Madde madde belirtecek olursak; Bizler erken emeklilik değil GASP edilmiş emekliliğimiz istiyoruz. Emekliliği GASP edilenlerin sayısı 5.000.000 kişi iken aileleri ile birlikte 20.000.000 kişi olmakta oy potansiyeli olarak baktığımızda ise neredeyse hepimizin yaş itibariyle oy kullanacak yaşta çocukları olduğundan 15.000.000 oy demektir. Yakın çevresini ve akrabalarını hesaba katmıyoruz bile. Bizler kesinlikle ama kesinlikle GASP edilmiş emekliliğimizin verilmesi için herhangi bir borçlanma ya da bağlanacak emekli maaşlarından kesintiyi kabul ETMİYORUZ.
Bizlerin emekli edilmesi bazı bakanların dediği gibi devletimize yük yerine kazanç sağlayacaktır.
Şöyle ki; Şu anda emekliliği gasp edilmiş bizlerin emekli edilmesi halinde yerlerine yeni elemanların alınması istihdam yaratacak ve işsizlik rakamlarının düşmesini sağlayacaktır. Bizlerin emekli edilmesi halinde şu anda işverenlerin yaşlısın diye işe almadığı ama sisteminde gençsin diye emekli etmediği boşta kalmış ve bunalım içinde olan arkadaşlarımızın emekliliği kendilerine bağlanacak maaşın ekonomide döngü içine gireceğinden ekonominin canlanmasına sebep olacaktır.

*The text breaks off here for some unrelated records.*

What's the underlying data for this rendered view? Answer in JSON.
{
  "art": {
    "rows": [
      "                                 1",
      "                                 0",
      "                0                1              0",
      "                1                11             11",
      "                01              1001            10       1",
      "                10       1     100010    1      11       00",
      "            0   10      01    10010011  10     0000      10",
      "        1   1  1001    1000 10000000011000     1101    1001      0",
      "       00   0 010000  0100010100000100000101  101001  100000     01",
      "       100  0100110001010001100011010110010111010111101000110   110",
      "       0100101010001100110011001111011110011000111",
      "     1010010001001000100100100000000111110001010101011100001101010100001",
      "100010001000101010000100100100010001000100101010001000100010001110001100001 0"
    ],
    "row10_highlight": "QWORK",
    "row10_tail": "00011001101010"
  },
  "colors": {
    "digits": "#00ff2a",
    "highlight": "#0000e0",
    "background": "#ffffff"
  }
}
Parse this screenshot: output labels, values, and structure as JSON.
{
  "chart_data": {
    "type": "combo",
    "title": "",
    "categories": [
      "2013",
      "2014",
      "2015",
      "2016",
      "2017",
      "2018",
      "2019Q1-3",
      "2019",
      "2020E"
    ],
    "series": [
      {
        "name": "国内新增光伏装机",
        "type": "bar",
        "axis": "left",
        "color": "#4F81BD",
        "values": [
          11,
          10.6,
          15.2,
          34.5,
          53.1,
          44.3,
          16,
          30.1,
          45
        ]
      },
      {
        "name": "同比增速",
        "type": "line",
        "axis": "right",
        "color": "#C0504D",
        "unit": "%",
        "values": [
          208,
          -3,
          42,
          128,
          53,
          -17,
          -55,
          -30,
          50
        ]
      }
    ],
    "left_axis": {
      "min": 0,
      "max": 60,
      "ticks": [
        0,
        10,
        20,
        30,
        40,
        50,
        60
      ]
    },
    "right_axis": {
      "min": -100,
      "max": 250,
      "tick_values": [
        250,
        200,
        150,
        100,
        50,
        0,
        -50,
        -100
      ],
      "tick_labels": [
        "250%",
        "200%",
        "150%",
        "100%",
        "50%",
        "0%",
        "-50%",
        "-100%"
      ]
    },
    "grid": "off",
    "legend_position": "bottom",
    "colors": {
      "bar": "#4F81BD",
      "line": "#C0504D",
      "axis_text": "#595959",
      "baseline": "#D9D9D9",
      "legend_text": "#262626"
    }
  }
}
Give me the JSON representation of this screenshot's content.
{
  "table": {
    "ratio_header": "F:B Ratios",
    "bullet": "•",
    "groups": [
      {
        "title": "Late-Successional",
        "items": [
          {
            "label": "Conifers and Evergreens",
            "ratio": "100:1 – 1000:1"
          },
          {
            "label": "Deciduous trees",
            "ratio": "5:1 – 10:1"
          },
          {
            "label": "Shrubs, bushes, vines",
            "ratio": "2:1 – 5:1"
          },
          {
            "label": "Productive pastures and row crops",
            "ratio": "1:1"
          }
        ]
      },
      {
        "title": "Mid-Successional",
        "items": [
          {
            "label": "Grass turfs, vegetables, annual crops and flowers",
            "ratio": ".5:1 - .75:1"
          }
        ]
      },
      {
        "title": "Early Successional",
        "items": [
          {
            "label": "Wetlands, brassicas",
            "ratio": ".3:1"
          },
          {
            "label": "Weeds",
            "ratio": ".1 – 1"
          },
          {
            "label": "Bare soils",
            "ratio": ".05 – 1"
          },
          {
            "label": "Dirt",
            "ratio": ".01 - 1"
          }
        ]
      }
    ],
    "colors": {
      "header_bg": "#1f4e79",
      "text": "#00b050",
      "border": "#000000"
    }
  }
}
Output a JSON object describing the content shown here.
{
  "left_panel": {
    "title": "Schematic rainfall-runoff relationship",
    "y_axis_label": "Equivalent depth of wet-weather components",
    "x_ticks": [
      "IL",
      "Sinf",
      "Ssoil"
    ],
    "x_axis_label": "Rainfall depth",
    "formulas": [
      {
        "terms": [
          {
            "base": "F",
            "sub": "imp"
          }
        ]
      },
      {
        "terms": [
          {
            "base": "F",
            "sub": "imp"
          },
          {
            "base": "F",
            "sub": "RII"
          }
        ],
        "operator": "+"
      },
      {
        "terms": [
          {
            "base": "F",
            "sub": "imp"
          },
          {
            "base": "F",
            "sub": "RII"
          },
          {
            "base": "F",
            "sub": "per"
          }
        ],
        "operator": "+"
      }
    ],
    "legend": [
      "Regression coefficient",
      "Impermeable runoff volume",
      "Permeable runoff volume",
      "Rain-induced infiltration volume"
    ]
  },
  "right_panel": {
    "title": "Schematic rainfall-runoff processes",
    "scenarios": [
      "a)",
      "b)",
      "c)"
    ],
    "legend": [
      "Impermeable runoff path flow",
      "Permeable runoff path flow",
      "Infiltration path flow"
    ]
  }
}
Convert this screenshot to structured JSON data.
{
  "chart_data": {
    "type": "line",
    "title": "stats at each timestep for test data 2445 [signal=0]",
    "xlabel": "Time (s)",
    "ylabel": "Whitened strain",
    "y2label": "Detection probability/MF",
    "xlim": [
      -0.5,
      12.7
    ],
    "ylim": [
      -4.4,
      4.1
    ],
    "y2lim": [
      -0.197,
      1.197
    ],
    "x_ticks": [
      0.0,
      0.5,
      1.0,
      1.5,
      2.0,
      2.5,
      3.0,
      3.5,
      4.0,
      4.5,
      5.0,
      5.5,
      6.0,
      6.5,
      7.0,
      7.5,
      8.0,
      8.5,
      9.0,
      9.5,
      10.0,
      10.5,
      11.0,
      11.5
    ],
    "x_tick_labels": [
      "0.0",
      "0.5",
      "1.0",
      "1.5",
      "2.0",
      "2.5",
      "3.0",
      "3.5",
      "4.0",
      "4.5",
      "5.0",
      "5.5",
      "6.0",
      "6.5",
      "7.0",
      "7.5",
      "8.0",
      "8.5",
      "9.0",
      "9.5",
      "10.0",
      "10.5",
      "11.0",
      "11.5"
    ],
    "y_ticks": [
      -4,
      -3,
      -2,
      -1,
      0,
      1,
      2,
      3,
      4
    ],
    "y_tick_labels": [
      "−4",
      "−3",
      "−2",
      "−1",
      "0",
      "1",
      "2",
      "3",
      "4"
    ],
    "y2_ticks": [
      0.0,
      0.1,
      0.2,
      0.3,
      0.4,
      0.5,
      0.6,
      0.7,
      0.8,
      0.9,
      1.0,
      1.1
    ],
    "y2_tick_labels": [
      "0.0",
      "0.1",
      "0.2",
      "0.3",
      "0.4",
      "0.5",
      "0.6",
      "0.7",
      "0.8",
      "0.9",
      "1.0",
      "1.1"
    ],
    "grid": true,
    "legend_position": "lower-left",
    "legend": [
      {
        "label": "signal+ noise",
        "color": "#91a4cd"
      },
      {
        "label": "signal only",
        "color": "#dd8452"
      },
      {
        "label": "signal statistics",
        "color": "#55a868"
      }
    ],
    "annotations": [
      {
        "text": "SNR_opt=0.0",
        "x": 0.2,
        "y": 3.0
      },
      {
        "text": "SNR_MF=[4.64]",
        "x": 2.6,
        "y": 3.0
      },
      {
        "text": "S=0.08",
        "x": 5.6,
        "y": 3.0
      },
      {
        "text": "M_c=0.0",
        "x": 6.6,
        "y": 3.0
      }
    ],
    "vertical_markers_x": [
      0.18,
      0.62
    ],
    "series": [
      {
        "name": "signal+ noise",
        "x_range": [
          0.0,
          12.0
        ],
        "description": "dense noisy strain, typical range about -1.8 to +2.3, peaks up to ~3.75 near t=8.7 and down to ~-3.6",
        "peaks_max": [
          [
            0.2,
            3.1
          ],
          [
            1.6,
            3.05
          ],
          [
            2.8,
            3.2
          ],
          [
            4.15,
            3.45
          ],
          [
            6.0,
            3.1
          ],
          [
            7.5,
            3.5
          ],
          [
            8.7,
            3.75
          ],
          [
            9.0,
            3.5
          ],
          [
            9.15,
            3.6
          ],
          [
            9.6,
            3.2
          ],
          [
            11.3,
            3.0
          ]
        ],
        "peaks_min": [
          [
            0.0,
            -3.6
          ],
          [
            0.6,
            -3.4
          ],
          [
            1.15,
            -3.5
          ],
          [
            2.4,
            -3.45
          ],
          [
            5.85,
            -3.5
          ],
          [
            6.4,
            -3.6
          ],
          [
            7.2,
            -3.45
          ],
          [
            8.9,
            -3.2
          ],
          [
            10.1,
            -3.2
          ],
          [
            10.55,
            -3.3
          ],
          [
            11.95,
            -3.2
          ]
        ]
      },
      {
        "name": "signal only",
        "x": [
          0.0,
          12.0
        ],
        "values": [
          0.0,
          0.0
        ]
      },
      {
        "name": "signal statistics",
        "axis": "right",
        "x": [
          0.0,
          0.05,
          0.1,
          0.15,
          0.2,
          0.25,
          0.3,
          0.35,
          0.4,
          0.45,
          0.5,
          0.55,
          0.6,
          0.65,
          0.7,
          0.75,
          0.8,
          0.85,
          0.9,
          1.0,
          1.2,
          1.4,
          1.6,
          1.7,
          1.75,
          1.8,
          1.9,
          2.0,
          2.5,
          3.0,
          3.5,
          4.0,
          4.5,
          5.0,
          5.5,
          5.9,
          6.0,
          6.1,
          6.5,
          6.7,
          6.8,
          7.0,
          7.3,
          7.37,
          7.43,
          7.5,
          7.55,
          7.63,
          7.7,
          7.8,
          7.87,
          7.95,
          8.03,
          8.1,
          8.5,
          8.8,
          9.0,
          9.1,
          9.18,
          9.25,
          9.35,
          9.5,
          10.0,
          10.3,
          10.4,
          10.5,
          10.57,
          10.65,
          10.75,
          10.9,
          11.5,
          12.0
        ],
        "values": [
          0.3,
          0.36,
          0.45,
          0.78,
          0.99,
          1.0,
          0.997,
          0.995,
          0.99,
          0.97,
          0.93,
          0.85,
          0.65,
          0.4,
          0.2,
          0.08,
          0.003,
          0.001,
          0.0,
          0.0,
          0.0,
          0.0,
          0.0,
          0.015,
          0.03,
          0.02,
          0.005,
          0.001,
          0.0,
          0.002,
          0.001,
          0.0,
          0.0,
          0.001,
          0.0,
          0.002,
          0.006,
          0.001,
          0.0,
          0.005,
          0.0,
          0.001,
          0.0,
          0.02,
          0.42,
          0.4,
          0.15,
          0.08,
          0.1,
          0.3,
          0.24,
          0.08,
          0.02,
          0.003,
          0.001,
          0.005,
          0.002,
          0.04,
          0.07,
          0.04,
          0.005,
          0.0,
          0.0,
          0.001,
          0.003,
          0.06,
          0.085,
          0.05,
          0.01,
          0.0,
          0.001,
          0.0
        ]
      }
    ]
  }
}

Emeklilikte Yaşa Takılanlar Olarak Asıl
Sayımız Nedir?
Bizler yukarıda da belirttiğim gibi 5.000.000 kişiyiz. Zira bu sayı 1999 yılında sisteme girmiş bir bayanın 2019 yılında bir erkeğin ise 2024 yılında emekli olacağı göz önüne alınırsa şu anki SGK çalışmalarına göre bizlerin mağduriyetini giderecek yasanın çıkması halinde hemen emekli olacak kişi sayısı 500.000 kişidir. Bu 500.000 kişinin de 250.000 kişisi kamu kurumlarında emekli sandığına bağlı olarak çalışmakta olup emekli olmaları durumunda alacaklar emekli maaşları çalıştıkları son ayın yarısına düşeceğinden emekli olmak istemeyeceklerdir.
Aslında kamunun belini büken bu hantal yapılaşmadır ki; 65 yaşına yükseltilmiş ve re’sen emeklilik olmayan ülkemizde emekli sandığına baplı çalışan kişiler 65 yaşına kadar yürümekte zorlanarak, gözleri görmeyerek, kulakları duymayarak sadece emekli olmadan fazla maaş almak üzere eskiden olan bankamatik memurları gibi işlerine gidip gelmektedirler. Yukarıda da belirttiğim gibi şu anda bizlerin mağduriyetini giderecek yasanın çıkması sonucu 250.000 kişi emeklilik için başvuracaktır. Fakat 5.000.000 kişinin mağduriyeti giderilecektir. Ve ayrıca şu anda yasanın çıkması sonucu bu 250.000 sayısının yükselmesinin de önüne geçecektir ki; mağduriyetimiz giderilecek yasa çıkmadığı sürece bu sayı giderek artacaktır.
GASP EDİLMİŞ EMEKLİLİĞİMİZ’in verilmesi için gerekli yasanın bir an önce çıkarılması ümidiyle. Saygılarımızla.” Dedi.